Every few months we get new perspectives and solidifications of understanding. I’ve been aware of your writings now for approximately 2 years. Every single thing has turned out to be worse than imagined. The mainstream structure of thinking and analysis heavily relies upon using arbitrary, psychologically safe things like 1.5C or 2050/2100/etc. Arbitrary places that generate continued hope and attachment to a system that’s already effectively driven us extinct. We’re the latent ghost phase. The current configuration of the biosphere will end. We will end. Most life will end.
Stuff will come after. Millions of years into the future the oceans may level out and allow for coral and more again.
Until then, this is our hospice. A handful of decades left at best. A handful of years left for the current golden age of the privileged. Everyone else has basically already collapsed.

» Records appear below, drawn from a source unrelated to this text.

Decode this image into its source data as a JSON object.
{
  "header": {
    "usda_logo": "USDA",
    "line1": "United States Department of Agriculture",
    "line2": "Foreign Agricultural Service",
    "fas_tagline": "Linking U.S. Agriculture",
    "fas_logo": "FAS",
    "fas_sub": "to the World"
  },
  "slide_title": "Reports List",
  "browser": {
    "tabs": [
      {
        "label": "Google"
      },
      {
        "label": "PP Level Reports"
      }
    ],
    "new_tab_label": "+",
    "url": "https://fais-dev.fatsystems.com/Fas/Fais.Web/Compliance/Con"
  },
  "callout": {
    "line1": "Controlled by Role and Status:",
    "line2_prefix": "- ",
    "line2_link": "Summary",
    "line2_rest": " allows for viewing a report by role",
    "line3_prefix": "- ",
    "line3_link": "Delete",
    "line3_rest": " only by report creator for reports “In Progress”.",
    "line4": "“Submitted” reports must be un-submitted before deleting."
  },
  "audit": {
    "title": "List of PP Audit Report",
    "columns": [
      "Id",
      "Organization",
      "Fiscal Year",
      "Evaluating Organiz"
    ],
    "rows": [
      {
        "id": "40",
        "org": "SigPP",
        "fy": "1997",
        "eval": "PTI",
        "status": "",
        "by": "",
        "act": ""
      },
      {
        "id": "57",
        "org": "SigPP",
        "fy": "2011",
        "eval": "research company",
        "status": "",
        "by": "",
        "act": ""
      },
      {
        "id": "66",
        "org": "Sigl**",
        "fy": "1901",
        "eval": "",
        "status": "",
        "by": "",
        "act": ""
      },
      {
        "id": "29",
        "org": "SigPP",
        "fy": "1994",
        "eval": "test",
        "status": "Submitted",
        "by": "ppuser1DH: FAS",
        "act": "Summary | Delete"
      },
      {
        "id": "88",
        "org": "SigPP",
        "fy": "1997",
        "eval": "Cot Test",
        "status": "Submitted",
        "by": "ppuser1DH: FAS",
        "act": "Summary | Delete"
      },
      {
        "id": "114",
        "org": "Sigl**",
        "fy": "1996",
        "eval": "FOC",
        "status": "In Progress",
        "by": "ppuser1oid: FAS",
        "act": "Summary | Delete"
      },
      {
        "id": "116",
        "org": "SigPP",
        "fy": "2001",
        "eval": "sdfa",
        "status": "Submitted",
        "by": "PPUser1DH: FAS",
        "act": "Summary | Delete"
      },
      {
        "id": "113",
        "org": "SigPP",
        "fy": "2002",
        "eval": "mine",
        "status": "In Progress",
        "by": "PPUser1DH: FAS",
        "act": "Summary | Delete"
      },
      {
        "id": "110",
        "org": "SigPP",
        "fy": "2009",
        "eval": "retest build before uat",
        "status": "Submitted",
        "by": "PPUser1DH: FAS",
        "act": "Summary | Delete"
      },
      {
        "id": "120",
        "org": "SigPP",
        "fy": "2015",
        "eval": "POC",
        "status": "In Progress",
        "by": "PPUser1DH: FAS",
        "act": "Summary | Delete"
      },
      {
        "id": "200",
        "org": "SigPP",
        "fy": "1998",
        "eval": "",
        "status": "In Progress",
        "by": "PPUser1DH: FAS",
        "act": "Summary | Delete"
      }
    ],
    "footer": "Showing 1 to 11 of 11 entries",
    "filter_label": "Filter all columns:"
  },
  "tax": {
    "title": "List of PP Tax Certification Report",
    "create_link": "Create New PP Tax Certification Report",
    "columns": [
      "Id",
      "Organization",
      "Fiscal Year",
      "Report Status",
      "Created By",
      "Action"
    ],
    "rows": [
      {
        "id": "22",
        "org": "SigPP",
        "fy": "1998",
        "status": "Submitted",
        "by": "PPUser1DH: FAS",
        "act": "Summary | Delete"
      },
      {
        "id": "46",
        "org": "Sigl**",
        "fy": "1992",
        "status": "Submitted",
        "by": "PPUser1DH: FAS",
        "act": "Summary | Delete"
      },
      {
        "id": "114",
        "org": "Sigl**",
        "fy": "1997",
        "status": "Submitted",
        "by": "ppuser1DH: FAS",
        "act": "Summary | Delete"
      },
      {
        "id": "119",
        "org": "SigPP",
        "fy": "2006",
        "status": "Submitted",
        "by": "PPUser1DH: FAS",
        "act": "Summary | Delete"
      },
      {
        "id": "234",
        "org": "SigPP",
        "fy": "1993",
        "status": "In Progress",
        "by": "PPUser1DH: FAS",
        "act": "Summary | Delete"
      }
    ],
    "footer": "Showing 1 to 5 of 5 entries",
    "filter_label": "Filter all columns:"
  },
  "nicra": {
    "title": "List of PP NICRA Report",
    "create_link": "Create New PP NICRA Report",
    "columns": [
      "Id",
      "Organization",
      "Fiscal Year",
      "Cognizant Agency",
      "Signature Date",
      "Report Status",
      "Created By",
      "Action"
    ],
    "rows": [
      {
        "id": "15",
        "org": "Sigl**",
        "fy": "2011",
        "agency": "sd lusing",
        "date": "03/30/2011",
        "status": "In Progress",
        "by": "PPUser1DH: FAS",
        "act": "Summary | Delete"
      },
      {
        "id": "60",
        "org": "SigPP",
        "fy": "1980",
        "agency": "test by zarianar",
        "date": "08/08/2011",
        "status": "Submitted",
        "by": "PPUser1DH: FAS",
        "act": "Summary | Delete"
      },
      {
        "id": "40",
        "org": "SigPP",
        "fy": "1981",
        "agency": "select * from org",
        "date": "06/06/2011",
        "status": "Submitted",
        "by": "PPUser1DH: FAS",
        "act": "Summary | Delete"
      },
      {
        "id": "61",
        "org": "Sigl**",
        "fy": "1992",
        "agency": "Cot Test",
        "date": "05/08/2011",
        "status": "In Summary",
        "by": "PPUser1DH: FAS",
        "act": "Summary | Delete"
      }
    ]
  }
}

The fever dream phase is still here. The party is still rocking. But you can hear the monsters starting to gather outside.
132x of the rate that causes one of the largest extinction events ever. And we think we are gonna survive this. lol. 🫠
Richard, You are right. AND it is even worse. If we tally up the other global warming gases we are now over 550 ppm CO2(e). Then add in albedo reduction and decreasing aerosols and today we are at about 750 ppm CO2(e). And next year we will reach about 820 ppm CO2(e) (mostly due to declining aerosols and reduced albedo).
Then in in the next decade we go over 1,800 ppm CO2(e). To say that is unprecedented is grossly insufficient. And - mother nature hasn't yet had her say. Sigh.